More than 5000 entries on the history, culture and life of Britain (published in 1993 by Macmillan, now out of print)
Thomas Hardy

(1840–1928)
Novelist and poet, associated more than any other with the English countryside and in particular with Dorset, the county in which he was born and lived. Trained as an architect, he first achieved popular success as an author in 1874 with *Far from the Madding Crowd. It was also the book which introduced Wessex, the fictional county in the West Country which provides the setting for many of his novels and poems, with Casterbridge (Dorchester) as its county town.
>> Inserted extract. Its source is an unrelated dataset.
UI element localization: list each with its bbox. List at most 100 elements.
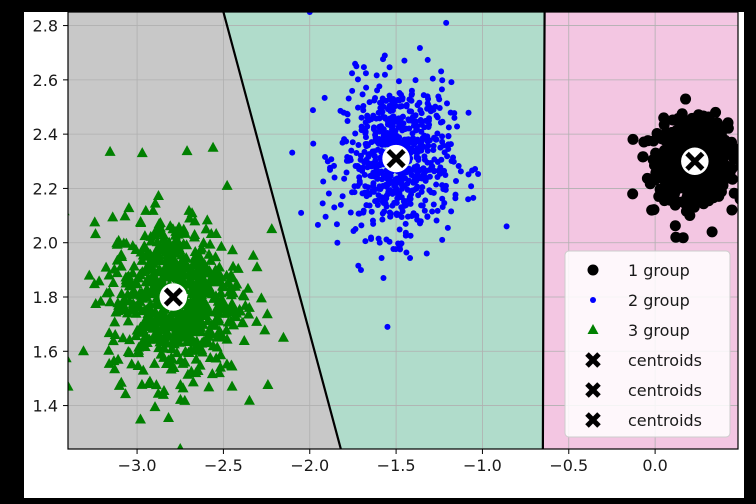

The best known among the novels which followed are The Return of the Native (1878), The *Mayor of Casterbridge (1886), *Tess of the D'Urbervilles (1891) and Jude the Obscure (1896).
 






The subject matter and treatment of the last two were highly controversial, in particular Jude – a study of the clash between the flesh and the spirit, offering a morbid view of both sex and Christianity. The public response caused Hardy to devote himself exclusively to poetry for the last third of his life.
 






In 1904–8 he published the three parts of The Dynasts, a poetic drama set in the Napoleonic Wars. He followed this with several volumes of lyric poems drawing on the same material as his novels – the forces of nature in his beloved Wessex. In 1885 he and his first wife Emma (d. 1912) moved into Max Gate, a house which he built near Dorchester and lived in for the rest of his life (he married again in 1914). The thatched cottage in which he was born in Higher Brockhampton is kept in his memory.